P056

The Mycobacterium tuberculosis inhA operon encodes two mycolic acid synthesis genes, as well as hemZ, which encodes a ferrochelatase responsible for incorporating iron into heme. Mutations in the promoter region cause upregulation of this operon resulting in resistance to anti-tuberculosis drugs that target the mycobacterial cell wall. However, the role of hemZ as part of the operon is unknown. We hypothesize differential iron availability in response to upregulation of hemZ.

We introduced an inhA C-15T mutation into the wild-type M. tuberculosis H37Rv strain by homologous recombination. The genomic integrity was verified by Illumina whole genome sequencing (WGS); the transcriptional effect of the mutation was determined by RNAseq and FeRhoNox was used to visualize ferrous iron present within cells by super-resolution fluorescence microscopy.
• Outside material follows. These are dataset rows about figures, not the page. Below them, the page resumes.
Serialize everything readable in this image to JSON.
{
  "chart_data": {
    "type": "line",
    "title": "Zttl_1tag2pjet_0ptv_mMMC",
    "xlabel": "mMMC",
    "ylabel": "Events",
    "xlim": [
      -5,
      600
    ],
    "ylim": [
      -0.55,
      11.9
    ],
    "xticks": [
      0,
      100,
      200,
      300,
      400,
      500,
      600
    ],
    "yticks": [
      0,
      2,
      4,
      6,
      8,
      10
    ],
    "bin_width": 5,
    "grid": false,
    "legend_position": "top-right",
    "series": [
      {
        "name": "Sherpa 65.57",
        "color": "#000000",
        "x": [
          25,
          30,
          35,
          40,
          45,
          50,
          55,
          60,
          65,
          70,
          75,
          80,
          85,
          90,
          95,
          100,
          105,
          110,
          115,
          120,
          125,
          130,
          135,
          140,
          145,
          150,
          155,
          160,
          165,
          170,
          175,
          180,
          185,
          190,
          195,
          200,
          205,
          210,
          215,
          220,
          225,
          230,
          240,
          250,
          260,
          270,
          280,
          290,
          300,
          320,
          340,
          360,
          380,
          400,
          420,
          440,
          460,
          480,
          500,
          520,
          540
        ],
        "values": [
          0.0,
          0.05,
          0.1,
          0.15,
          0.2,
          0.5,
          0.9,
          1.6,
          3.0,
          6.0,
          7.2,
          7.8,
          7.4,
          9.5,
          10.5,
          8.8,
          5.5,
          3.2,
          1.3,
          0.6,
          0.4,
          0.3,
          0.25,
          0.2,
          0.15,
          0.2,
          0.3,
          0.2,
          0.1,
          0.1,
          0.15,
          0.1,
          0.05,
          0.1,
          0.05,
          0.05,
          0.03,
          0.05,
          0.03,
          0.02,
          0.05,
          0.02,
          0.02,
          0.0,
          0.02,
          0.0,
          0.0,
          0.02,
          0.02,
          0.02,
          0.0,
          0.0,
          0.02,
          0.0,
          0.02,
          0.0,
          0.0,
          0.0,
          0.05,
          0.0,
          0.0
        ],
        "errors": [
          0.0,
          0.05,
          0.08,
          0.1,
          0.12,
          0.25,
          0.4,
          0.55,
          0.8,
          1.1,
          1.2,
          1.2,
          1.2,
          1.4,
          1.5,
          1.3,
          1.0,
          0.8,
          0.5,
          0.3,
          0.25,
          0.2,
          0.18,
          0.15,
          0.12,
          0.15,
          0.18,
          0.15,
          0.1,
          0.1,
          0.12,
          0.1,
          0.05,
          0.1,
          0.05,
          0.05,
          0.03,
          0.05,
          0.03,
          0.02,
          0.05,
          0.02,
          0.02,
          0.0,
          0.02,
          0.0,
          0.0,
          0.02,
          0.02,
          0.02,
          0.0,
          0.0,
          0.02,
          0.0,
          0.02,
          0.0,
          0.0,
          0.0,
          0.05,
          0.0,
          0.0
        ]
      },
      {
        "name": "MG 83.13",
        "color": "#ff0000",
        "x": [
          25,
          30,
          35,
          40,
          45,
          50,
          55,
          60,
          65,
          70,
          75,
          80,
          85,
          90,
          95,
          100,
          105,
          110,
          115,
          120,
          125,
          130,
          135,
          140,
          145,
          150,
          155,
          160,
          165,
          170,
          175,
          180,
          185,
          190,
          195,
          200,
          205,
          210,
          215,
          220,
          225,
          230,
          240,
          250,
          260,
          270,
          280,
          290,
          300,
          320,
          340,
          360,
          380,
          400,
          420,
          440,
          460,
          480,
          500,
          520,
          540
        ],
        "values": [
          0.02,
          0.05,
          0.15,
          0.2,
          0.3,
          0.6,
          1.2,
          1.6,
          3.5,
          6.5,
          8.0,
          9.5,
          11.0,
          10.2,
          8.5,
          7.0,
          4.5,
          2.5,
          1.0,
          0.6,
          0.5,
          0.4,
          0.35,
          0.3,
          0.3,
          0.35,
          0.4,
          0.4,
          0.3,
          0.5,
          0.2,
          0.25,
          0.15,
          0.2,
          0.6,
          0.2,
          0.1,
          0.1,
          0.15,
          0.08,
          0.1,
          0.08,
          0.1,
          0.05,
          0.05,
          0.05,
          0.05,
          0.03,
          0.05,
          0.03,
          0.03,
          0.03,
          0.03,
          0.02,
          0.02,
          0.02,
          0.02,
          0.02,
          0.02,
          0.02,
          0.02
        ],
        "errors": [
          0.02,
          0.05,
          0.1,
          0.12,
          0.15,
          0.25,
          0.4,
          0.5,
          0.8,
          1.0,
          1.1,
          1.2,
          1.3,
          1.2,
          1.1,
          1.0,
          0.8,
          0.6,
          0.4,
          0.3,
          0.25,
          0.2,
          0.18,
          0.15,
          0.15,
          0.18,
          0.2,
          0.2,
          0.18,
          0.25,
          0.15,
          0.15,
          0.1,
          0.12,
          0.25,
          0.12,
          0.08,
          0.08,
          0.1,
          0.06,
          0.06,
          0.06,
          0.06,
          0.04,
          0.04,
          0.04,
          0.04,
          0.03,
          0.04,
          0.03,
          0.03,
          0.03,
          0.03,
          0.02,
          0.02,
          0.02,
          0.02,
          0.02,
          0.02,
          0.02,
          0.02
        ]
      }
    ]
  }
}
WGS confirmed that two mutant clones were identical and had no off-target changes. RNAseq demonstrated that the only significant transcriptional effect of the mutation was upregulation of mabA, inhA and hemZ. FeRhoNox analysis revealed that absolute iron concentration in mutant strains was higher in long cells vs. short cells while the opposite was true in the wild-type.  This was interesting considering wild-type cells were on average longer compared to mutant cells. Short mutant cells had the highest iron concentration at the poles, whereas it was equally distributed in the wild-type and long mutant cells.

Our results demonstrate that the distribution of ferrous iron in mycobacterial cells is not uniform. Further, the inhA C-15T mutation affects iron distribution, which may play a role in cell division.